Ag groups respond to House tax bill


Ag groups have mixed reactions to Thursday’s House Ways & Means proposed tax bill.

The American Farm Bureau Federation applauds the measure. President Zippy Duvall says it includes expanded expensing while continuing the business interest deduction important to farmers and ranchers.

The National Farmers Union President Roger Johnson says while the organization supports efforts to simplify the tax code, they oppose several elements of the plan.  “This plan offers significant tax cuts for corporations and the wealthy.”  The measure repeals the estate tax which Johnson says would mean a more than $1.5 trillion increase to the federal deficit.
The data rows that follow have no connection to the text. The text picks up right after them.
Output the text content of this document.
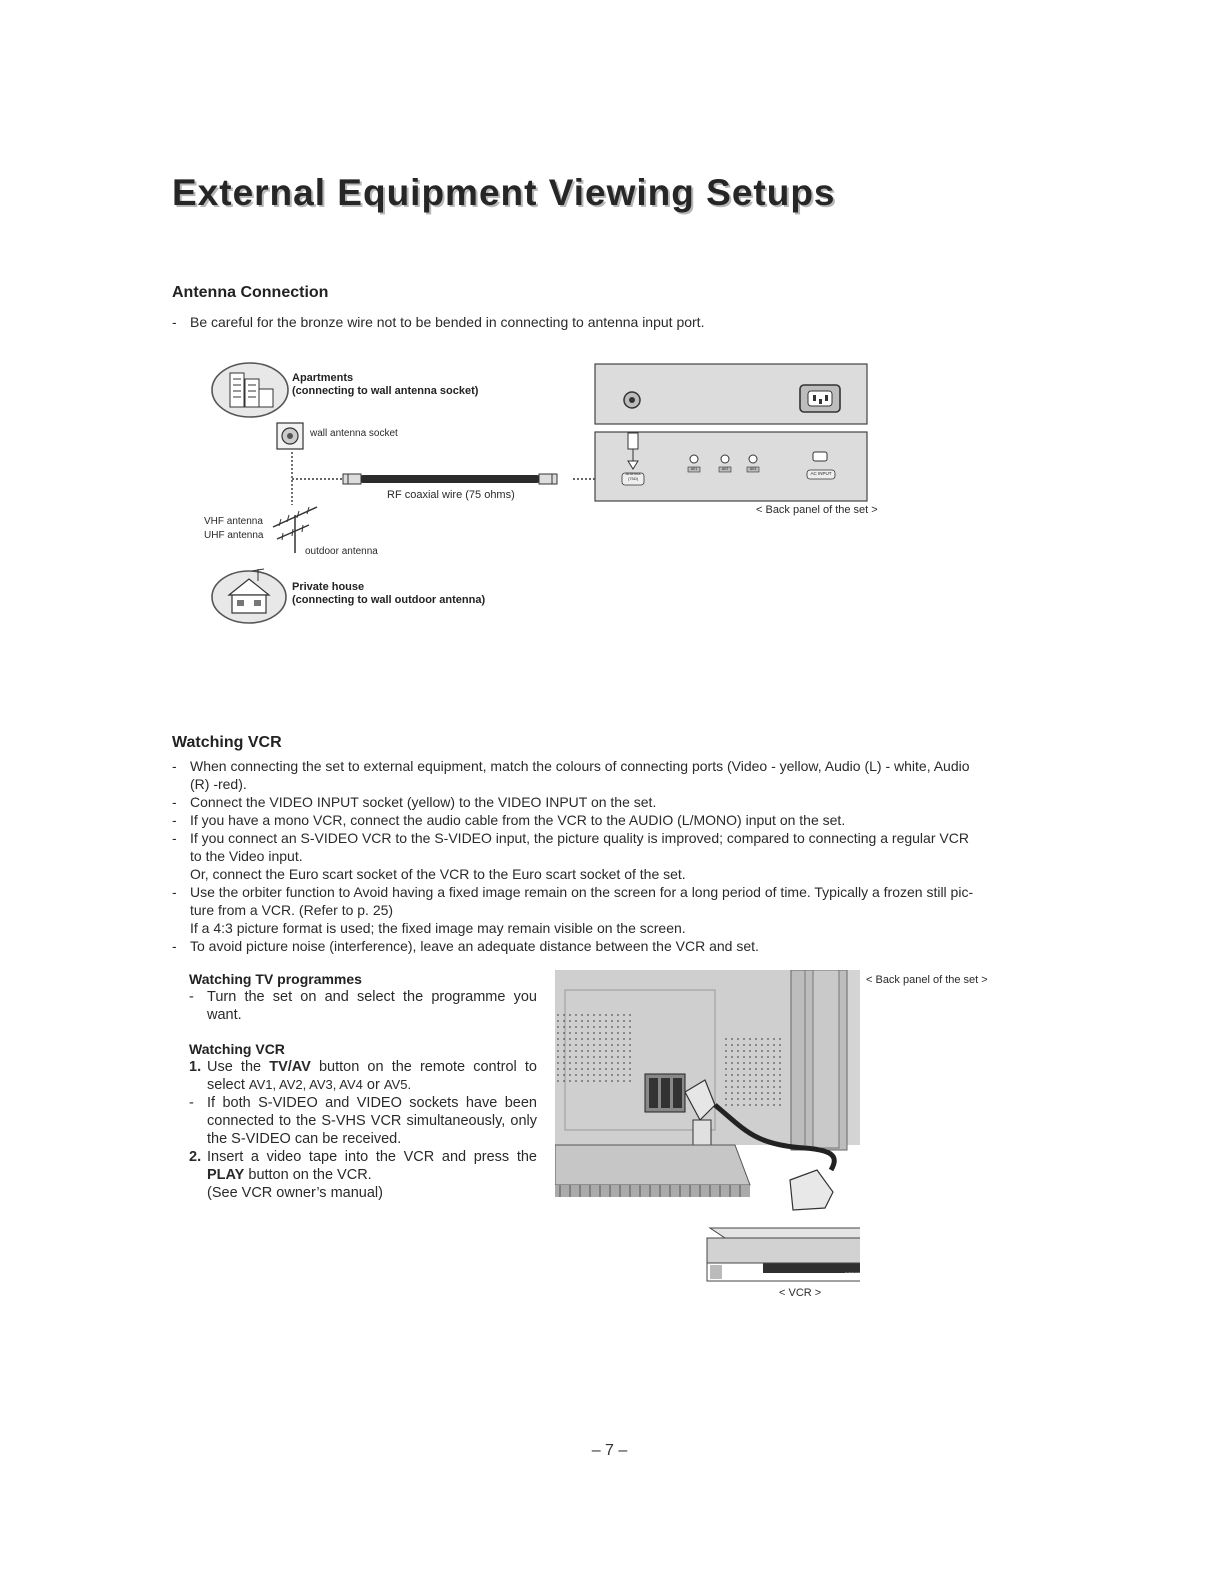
External Equipment Viewing Setups
Antenna Connection

- Be careful for the bronze wire not to be bended in connecting to antenna input port.

Apartments
(connecting to wall antenna socket)
wall antenna socket
RF coaxial wire (75 ohms)
VHF antenna
UHF antenna
outdoor antenna
Private house
(connecting to wall outdoor antenna)
< Back panel of the set >
Antenna
(75Ω)
AC INPUT
AV1	AV2	AV3
Watching VCR
- When connecting the set to external equipment, match the colours of connecting ports (Video - yellow, Audio (L) - white, Audio
(R) -red).
- Connect the VIDEO INPUT socket (yellow) to the VIDEO INPUT on the set.
- If you have a mono VCR, connect the audio cable from the VCR to the AUDIO (L/MONO) input on the set.
- If you connect an S-VIDEO VCR to the S-VIDEO input, the picture quality is improved; compared to connecting a regular VCR
to the Video input.
Or, connect the Euro scart socket of the VCR to the Euro scart socket of the set.
- Use the orbiter function to Avoid having a fixed image remain on the screen for a long period of time. Typically a frozen still pic-
ture from a VCR. (Refer to p. 25)
If a 4:3 picture format is used; the fixed image may remain visible on the screen.
- To avoid picture noise (interference), leave an adequate distance between the VCR and set.

Watching TV programmes

- Turn the set on and select the programme you want.

Watching VCR

1. Use the TV/AV button on the remote control to select AV1, AV2, AV3, AV4 or AV5.
- If both S-VIDEO and VIDEO sockets have been connected to the S-VHS VCR simultaneously, only the S-VIDEO can be received.
2. Insert a video tape into the VCR and press the PLAY button on the VCR.
(See VCR owner’s manual)
DIRECT
< Back panel of the set >
< VCR >
– 7 –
After an estate tax repeal, heirs would receive a “step-up in basis” on the difference between the sales price of an asset they inherit and the value of the asset at the previous owner’s death.
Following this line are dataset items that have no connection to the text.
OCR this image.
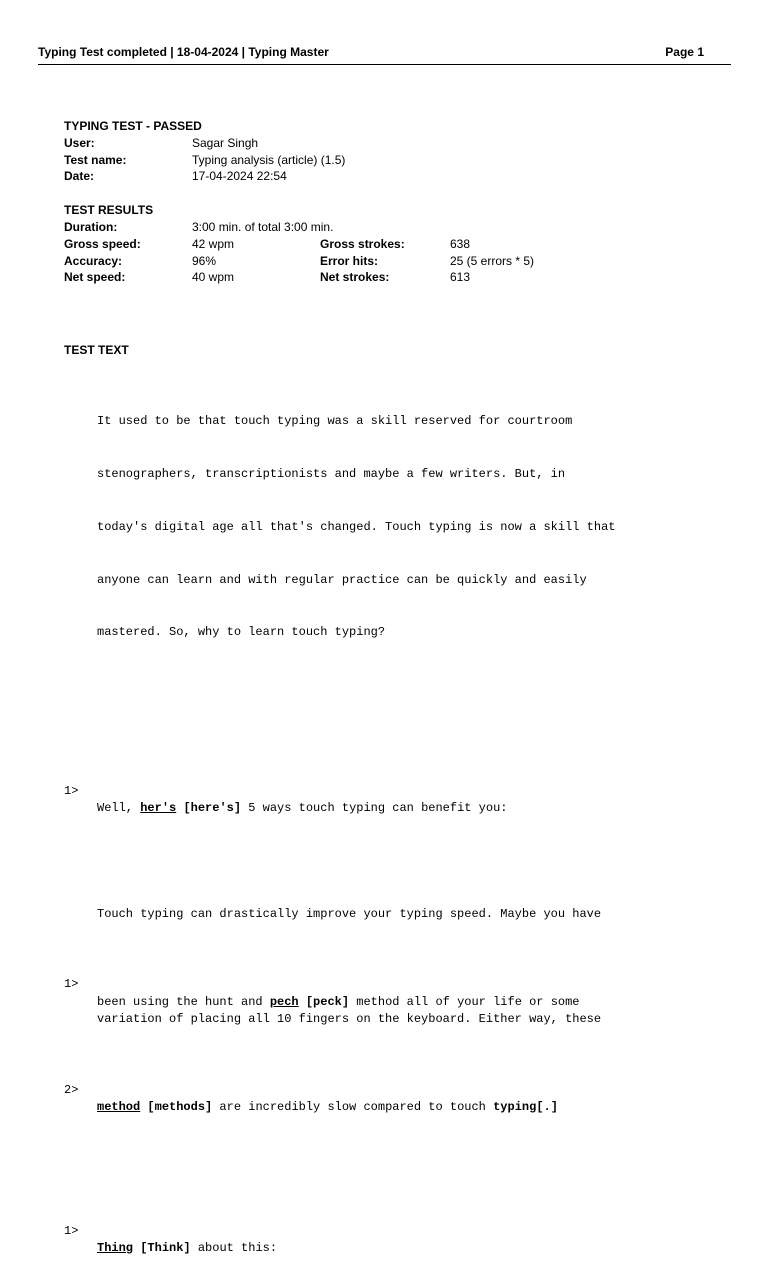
Typing Test completed | 18-04-2024 | Typing Master	Page 1
TYPING TEST - PASSED
User:	Sagar Singh
Test name:	Typing analysis (article) (1.5)
Date:	17-04-2024 22:54
TEST RESULTS
Duration:	3:00 min. of total 3:00 min.
Gross speed:	42 wpm	Gross strokes:	638
Accuracy:	96%	Error hits:	25 (5 errors * 5)
Net speed:	40 wpm	Net strokes:	613
TEST TEXT

It used to be that touch typing was a skill reserved for courtroom

stenographers, transcriptionists and maybe a few writers. But, in

today's digital age all that's changed. Touch typing is now a skill that

anyone can learn and with regular practice can be quickly and easily

mastered. So, why to learn touch typing?

1>

Well, her's [here's] 5 ways touch typing can benefit you:

Touch typing can drastically improve your typing speed. Maybe you have

1>

been using the hunt and pech [peck] method all of your life or some

variation of placing all 10 fingers on the keyboard. Either way, these

2>

method [methods] are incredibly slow compared to touch typing[.]

1>

Thing [Think] about this:
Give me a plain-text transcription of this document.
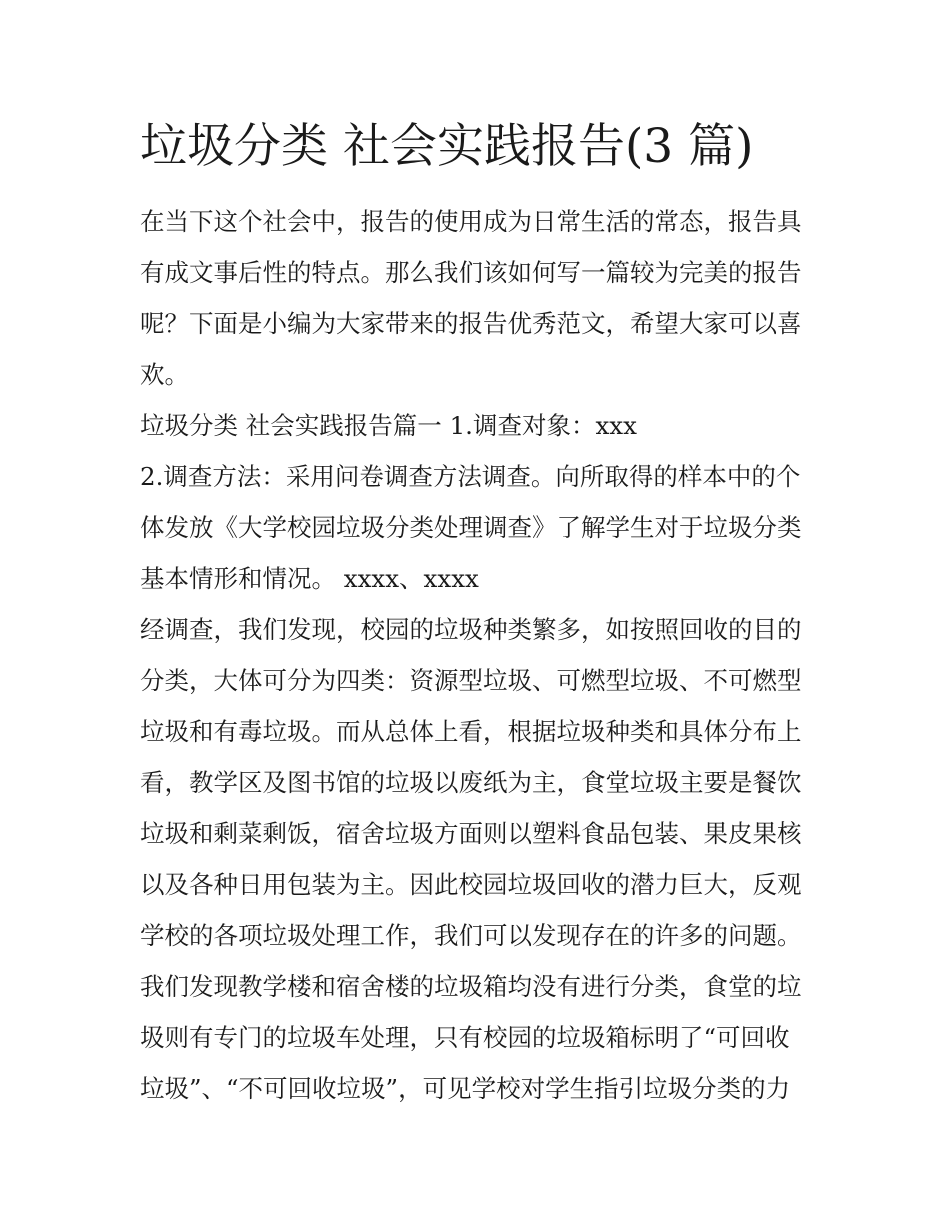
垃圾分类 社会实践报告(3 篇)
在当下这个社会中，报告的使用成为日常生活的常态，报告具
有成文事后性的特点。那么我们该如何写一篇较为完美的报告
呢？下面是小编为大家带来的报告优秀范文，希望大家可以喜
欢。
垃圾分类 社会实践报告篇一 1.调查对象：xxx
2.调查方法：采用问卷调查方法调查。向所取得的样本中的个
体发放《大学校园垃圾分类处理调查》了解学生对于垃圾分类
基本情形和情况。 xxxx、xxxx
经调查，我们发现，校园的垃圾种类繁多，如按照回收的目的
分类，大体可分为四类：资源型垃圾、可燃型垃圾、不可燃型
垃圾和有毒垃圾。而从总体上看，根据垃圾种类和具体分布上
看，教学区及图书馆的垃圾以废纸为主，食堂垃圾主要是餐饮
垃圾和剩菜剩饭，宿舍垃圾方面则以塑料食品包装、果皮果核
以及各种日用包装为主。因此校园垃圾回收的潜力巨大，反观
学校的各项垃圾处理工作，我们可以发现存在的许多的问题。
我们发现教学楼和宿舍楼的垃圾箱均没有进行分类，食堂的垃
圾则有专门的垃圾车处理，只有校园的垃圾箱标明了“可回收
垃圾”、“不可回收垃圾”，可见学校对学生指引垃圾分类的力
Chuck Connor, CEO of the National Council of Farmer Cooperatives, says the reforms would raise taxes for farmers and depress economic activity across rural America.  He says the proposal to eliminate Section 199, the Domestic Production Activities Deduction, could increase farmers’ taxes by thousands of dollars each year.
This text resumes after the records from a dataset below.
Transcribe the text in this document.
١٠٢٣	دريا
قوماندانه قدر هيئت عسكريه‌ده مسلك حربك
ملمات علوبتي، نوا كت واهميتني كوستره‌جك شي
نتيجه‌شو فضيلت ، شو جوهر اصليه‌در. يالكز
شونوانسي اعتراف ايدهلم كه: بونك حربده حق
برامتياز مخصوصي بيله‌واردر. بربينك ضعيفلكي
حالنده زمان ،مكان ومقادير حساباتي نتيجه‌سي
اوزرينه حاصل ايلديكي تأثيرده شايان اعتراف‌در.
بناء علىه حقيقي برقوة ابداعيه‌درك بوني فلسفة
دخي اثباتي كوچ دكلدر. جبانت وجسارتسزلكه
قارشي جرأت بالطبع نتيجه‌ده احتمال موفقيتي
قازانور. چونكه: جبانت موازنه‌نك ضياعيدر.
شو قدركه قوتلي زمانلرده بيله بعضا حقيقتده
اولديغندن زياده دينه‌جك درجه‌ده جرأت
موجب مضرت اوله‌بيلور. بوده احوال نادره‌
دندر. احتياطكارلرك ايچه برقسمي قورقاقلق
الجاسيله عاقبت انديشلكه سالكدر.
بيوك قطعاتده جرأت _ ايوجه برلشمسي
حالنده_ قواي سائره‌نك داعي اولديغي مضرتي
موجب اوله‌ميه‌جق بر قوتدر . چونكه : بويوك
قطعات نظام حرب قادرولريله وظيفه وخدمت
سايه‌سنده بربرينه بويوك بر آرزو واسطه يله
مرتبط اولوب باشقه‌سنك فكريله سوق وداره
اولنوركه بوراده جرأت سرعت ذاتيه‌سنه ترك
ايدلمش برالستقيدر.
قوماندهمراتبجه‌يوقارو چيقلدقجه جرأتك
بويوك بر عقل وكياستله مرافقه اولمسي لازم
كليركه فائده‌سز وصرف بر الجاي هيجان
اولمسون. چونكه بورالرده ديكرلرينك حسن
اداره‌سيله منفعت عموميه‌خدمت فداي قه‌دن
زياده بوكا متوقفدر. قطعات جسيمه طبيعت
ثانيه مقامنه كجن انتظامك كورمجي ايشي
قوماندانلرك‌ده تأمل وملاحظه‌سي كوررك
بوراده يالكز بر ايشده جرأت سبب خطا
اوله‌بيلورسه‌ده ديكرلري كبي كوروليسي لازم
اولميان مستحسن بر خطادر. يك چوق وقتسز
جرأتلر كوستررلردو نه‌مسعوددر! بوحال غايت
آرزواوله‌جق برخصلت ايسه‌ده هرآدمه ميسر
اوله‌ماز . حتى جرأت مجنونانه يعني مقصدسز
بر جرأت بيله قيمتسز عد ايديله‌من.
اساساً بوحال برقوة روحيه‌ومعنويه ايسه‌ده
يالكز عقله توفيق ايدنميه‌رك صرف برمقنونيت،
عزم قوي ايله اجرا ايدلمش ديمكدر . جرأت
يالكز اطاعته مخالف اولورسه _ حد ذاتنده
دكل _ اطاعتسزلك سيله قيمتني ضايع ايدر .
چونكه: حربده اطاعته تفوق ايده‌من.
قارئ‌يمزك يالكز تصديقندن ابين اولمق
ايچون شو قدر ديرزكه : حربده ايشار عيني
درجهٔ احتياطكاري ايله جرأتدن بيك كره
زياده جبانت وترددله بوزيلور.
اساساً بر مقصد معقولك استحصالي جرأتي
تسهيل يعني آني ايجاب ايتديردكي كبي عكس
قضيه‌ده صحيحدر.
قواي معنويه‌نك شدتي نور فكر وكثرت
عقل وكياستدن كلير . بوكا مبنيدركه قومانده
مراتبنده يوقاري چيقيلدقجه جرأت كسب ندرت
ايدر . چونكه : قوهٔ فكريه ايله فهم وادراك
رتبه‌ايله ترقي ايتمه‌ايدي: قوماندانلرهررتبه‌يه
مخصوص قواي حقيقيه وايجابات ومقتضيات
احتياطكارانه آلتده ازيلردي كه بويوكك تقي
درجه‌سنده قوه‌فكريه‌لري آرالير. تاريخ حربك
National Biodiesel Board chief operating officer Doug Whitehead says their members are disappointed the proposal does not include an extension of the biodiesel tax incentive and will work with lawmakers to address their concerns.

The president of the Association of Equipment Manufacturers (AEM), Dennis Slater, says the legislation is a step toward achieving pro-growth, pro-manufacturing tax reform.